Managing Information Overload and Photographs
Wednesday, July 1st, 2009Documents are not only textual documents. Pictures, photographs, music and videos are taking up an increasing amount of space on our hard disks, and constitute a new breed of documents growing at an incredible rate. this is due to democratization of digital capture devices such as cameras, camcorders, and smartphones, the increasing storage space we have at our disposal, whether offline or online.
It has become really difficult to manage all of these documents - How will I find a picture of my kid in front of the Eiffel tower in 10 years from now? One way is to be disciplined in the way we organize them and add metadata -But how can they be handled for pictures where metadata is not available? Not to mention this metadata is often subjective (e.g. content of a photograph – should I use Paris, Eiffel, Tower, Trocadero? )
What if the actual content of pictures and photographs could be used as the source of your search…

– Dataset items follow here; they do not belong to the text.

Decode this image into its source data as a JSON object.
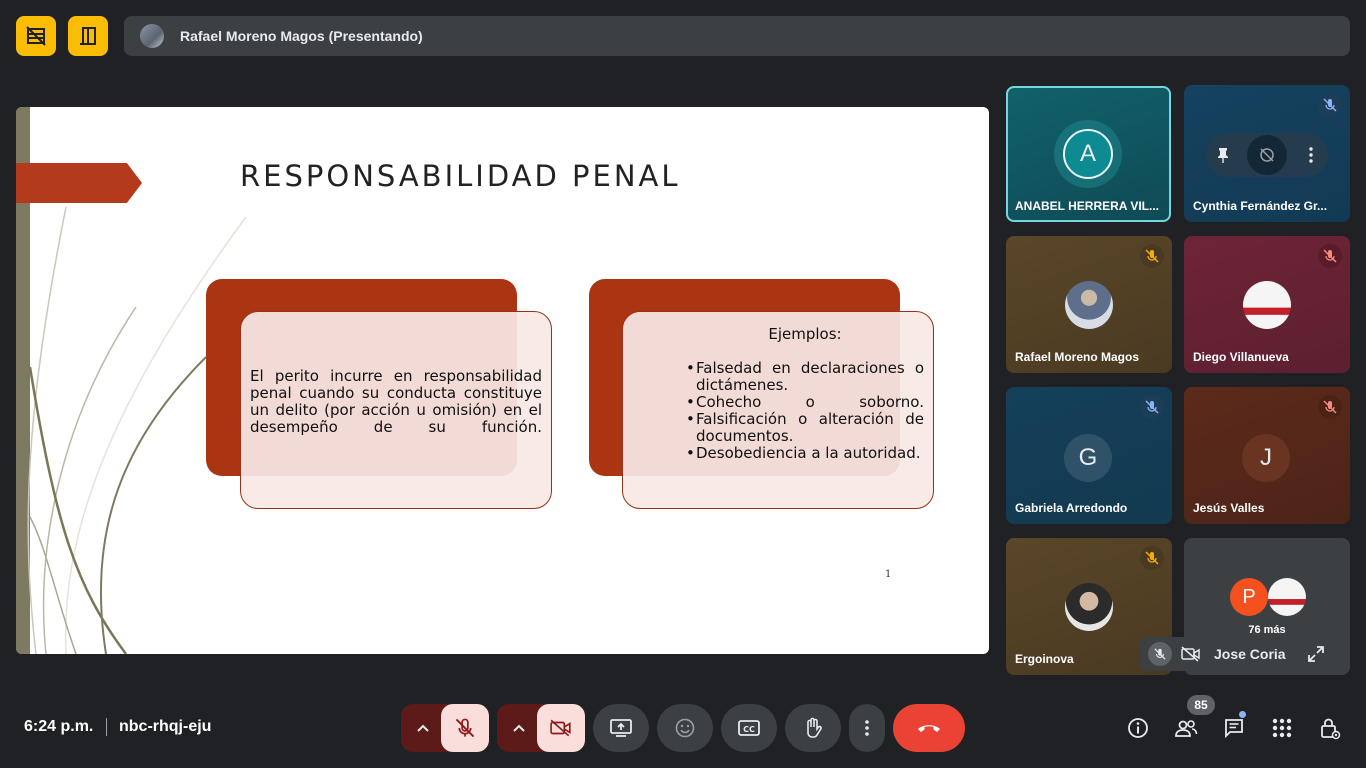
{
  "presenter_bar": {
    "name": "Rafael Moreno Magos (Presentando)"
  },
  "slide": {
    "title": "RESPONSABILIDAD PENAL",
    "box1_text": "El perito incurre en responsabilidad penal cuando su conducta constituye un delito (por acción u omisión) en el desempeño de su función.",
    "box2_heading": "Ejemplos:",
    "box2_items": [
      "Falsedad en declaraciones o dictámenes.",
      "Cohecho o soborno.",
      "Falsificación o alteración de documentos.",
      "Desobediencia a la autoridad."
    ],
    "page_number": "1"
  },
  "participants": [
    {
      "name": "ANABEL HERRERA VIL...",
      "initial": "A"
    },
    {
      "name": "Cynthia Fernández Gr..."
    },
    {
      "name": "Rafael Moreno Magos"
    },
    {
      "name": "Diego Villanueva"
    },
    {
      "name": "Gabriela Arredondo",
      "initial": "G"
    },
    {
      "name": "Jesús Valles",
      "initial": "J"
    },
    {
      "name": "Ergoinova"
    }
  ],
  "more_tile": {
    "initial": "P",
    "label": "76 más"
  },
  "self_view": {
    "name": "Jose Coria"
  },
  "footer": {
    "time": "6:24 p.m.",
    "meeting_code": "nbc-rhqj-eju"
  },
  "people_count": "85",
  "icons": [
    "lines-off-icon",
    "exit-door-icon",
    "pin-icon",
    "mic-off-icon",
    "camera-off-icon",
    "present-screen-icon",
    "emoji-icon",
    "captions-icon",
    "raise-hand-icon",
    "more-vert-icon",
    "end-call-icon",
    "info-icon",
    "people-icon",
    "chat-icon",
    "apps-icon",
    "host-controls-icon",
    "expand-icon"
  ],
  "colors": {
    "accent_yellow": "#fbbc04",
    "end_call_red": "#ea4335",
    "muted_bg": "#f9dedc",
    "slide_red": "#ab3413",
    "active_speaker": "#76d6e0"
  }
}
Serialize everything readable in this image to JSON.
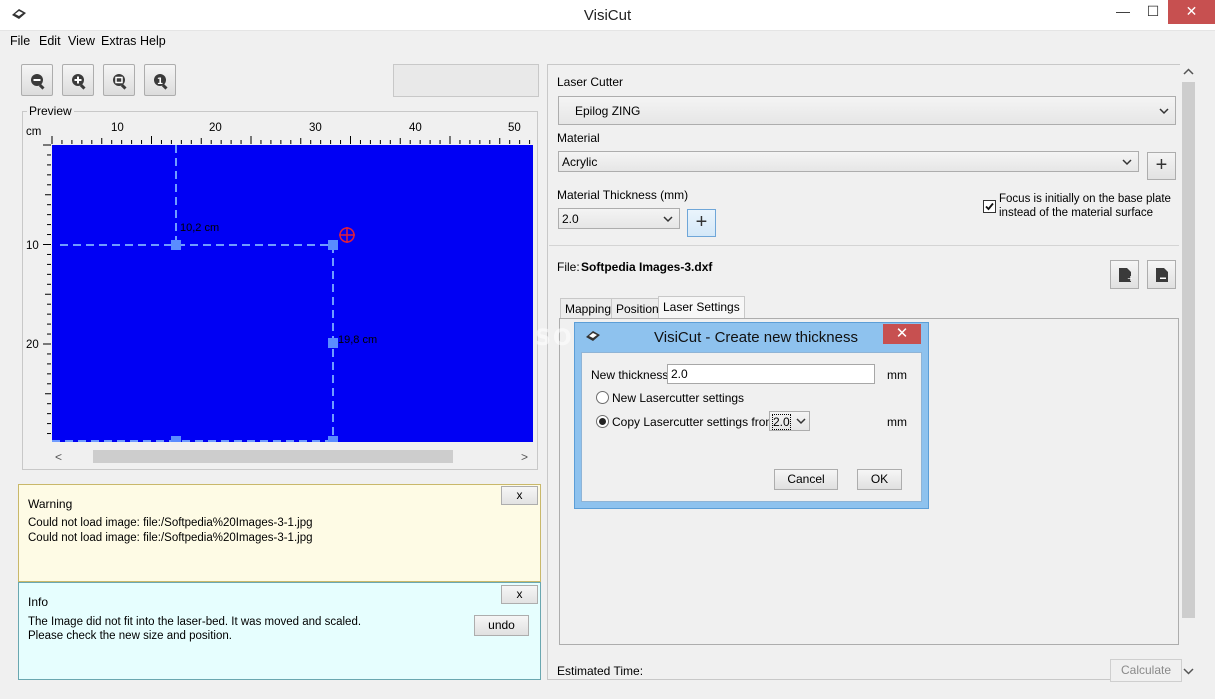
{
  "window": {
    "title": "VisiCut",
    "minimize": "—",
    "maximize": "☐",
    "close": "✕"
  },
  "menu": [
    "File",
    "Edit",
    "View",
    "Extras",
    "Help"
  ],
  "toolbar": {
    "buttons": [
      "zoom-out-icon",
      "zoom-in-icon",
      "zoom-fit-icon",
      "info-icon"
    ]
  },
  "preview": {
    "label": "Preview",
    "unit": "cm",
    "x_ticks": [
      "10",
      "20",
      "30",
      "40",
      "50"
    ],
    "y_ticks": [
      "10",
      "20"
    ],
    "width_label": "10,2 cm",
    "height_label": "19,8 cm",
    "bed_color": "#0000f4",
    "left_arrow": "<",
    "right_arrow": ">"
  },
  "warning": {
    "title": "Warning",
    "close": "x",
    "lines": [
      "Could not load image: file:/Softpedia%20Images-3-1.jpg",
      "Could not load image: file:/Softpedia%20Images-3-1.jpg"
    ],
    "bg_color": "#fefbe5"
  },
  "info": {
    "title": "Info",
    "close": "x",
    "lines": [
      "The Image did not fit into the laser-bed. It was moved and scaled.",
      "Please check the new size and position."
    ],
    "undo": "undo",
    "bg_color": "#e6fefe"
  },
  "settings": {
    "laser_cutter_label": "Laser Cutter",
    "laser_cutter_value": "Epilog ZING",
    "material_label": "Material",
    "material_value": "Acrylic",
    "thickness_label": "Material Thickness (mm)",
    "thickness_value": "2.0",
    "add": "+",
    "focus_checked": true,
    "focus_line1": "Focus is initially on the base plate",
    "focus_line2": "instead of the material surface",
    "file_label": "File:",
    "file_name": "Softpedia Images-3.dxf",
    "tabs": [
      "Mapping",
      "Position",
      "Laser Settings"
    ],
    "active_tab": "Laser Settings",
    "estimated_time_label": "Estimated Time:",
    "calculate": "Calculate"
  },
  "watermark": "SOFTPEDIA",
  "dialog": {
    "title": "VisiCut - Create new thickness",
    "close": "✕",
    "new_thickness_label": "New thickness:",
    "new_thickness_value": "2.0",
    "unit": "mm",
    "option_new": "New Lasercutter settings",
    "option_copy": "Copy Lasercutter settings from",
    "copy_from_value": "2.0",
    "selected_option": "copy",
    "cancel": "Cancel",
    "ok": "OK",
    "frame_color": "#8ec2ee"
  }
}
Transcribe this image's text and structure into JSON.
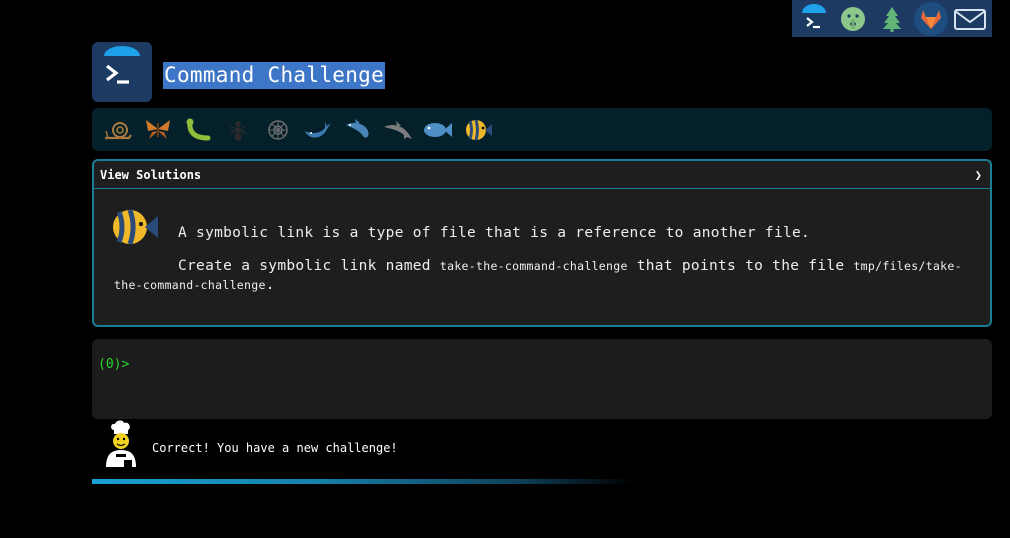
{
  "toolbar": {
    "items": [
      {
        "icon": "terminal-umbrella-icon",
        "active": false
      },
      {
        "icon": "shush-face-icon",
        "active": false
      },
      {
        "icon": "tree-icon",
        "active": false
      },
      {
        "icon": "gitlab-icon",
        "active": true
      },
      {
        "icon": "envelope-icon",
        "active": false
      }
    ]
  },
  "header": {
    "title": "Command Challenge"
  },
  "levels": [
    "snail-icon",
    "butterfly-icon",
    "caterpillar-icon",
    "ant-icon",
    "shell-icon",
    "whale-icon",
    "shark-icon",
    "dolphin-icon",
    "fish-icon",
    "tropical-fish-icon"
  ],
  "challenge": {
    "toggle_label": "View Solutions",
    "toggle_chevron": "❯",
    "line1": "A symbolic link is a type of file that is a reference to another file.",
    "line2_pre": "Create a symbolic link named ",
    "line2_code1": "take-the-command-challenge",
    "line2_mid": " that points to the file ",
    "line2_code2": "tmp/files/take-the-command-challenge",
    "line2_end": "."
  },
  "terminal": {
    "prompt": "(0)>"
  },
  "feedback": {
    "message": "Correct! You have a new challenge!"
  },
  "colors": {
    "accent": "#1a7d95",
    "title_highlight": "#3d76c7",
    "prompt_green": "#2bd32b",
    "toolbar_bg": "#1c3a62"
  }
}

Computer Vision is progressing, and a number of technologies are under development to automatically analyze the content of a picture, and find other photographs with similar content. There are many technologies for managing large image repositories, at Xerox and elsewhere. I particularly like this example application though, because it’s live and works off a real database – it lets you search in a database of 10 million images for images similar to the one you have selected or uploaded. Try it with your holiday pictures, it’s quite impressive – especially in the accuracy of the results.